同社の事業は景気動向や雇用情勢の影響を受けやすく、経済環境の急変による企業の採用予算縮小が業績に影響を及ぼすリスクがあります。また、個人情報の取り扱いが経営上の最重要課題であり、漏洩や不適切な利用が発生した際の社会的信用への影響を注視しています。パンデミック等の感染症の拡大時には、対面型イベントの開催制限による売上減少のリスクがあるため、Webメディアやオンラインセミナーの拡充で対応しています。

さらに、大規模な自然災害やサイバー攻撃によるシステム障害が、提供するWebサービスの継続性を損なう可能性も認識されています。投資期における新規事業開発においては、計画通りの進捗や期待した収益の確保に至らないリスクについても慎重な姿勢を維持しています。

競合

同社は若手人材の採用に特化した独自のポジションを確立しており、特に20代向けの「Re就法」ブランドで高い認知度を獲得しています。市場環境としては、構造的な人手不足により若手人材への需要が継続的に高まっており、企業側はより早期の接触や多様なキャリアパスの提供を求めています。競合他社との差別化要因として、新卒から中途までを網羅する「Re就活」シリーズの展開や、オーダーメイドの採用支援体制が挙げられます。
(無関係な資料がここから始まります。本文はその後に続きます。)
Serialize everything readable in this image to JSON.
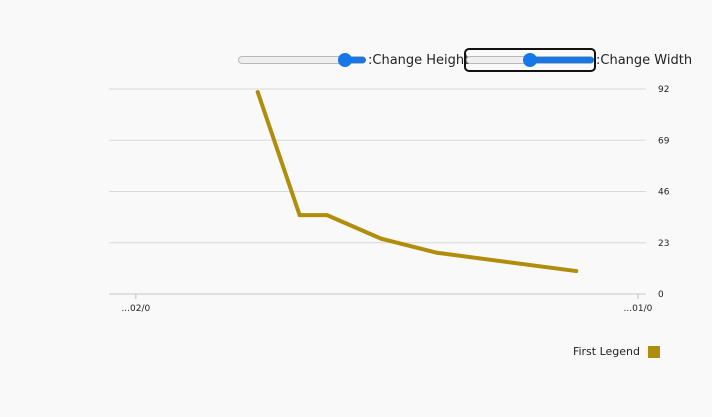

若手層の転職意向が高まる中で、単なる情報提供に留まらない高度なマッチングやコンサルティングを提供することで優位性を確保しています。今後も、変化する雇用形態や多様な働き方への対応を迅速に行うことで、市場における存在感を維持していく方針です。

バリュエーション

同社の株価は1,540円(2026-06-19時点)となっており、時価総額は約206.8億円です。投資家にとっての指標として、PERは11.92倍、PBRは1.40倍と算出されています。配当利回りは4.87%となっており、安定した還元姿勢が見て取れます。

これらの数値は最新の市場データに基づいたものであり、同社の事業規模や成長性を反映しています。投資判断にあたっては、これら指標に加え、中長期的な成長戦略の進捗を注力すべき要素として考慮します。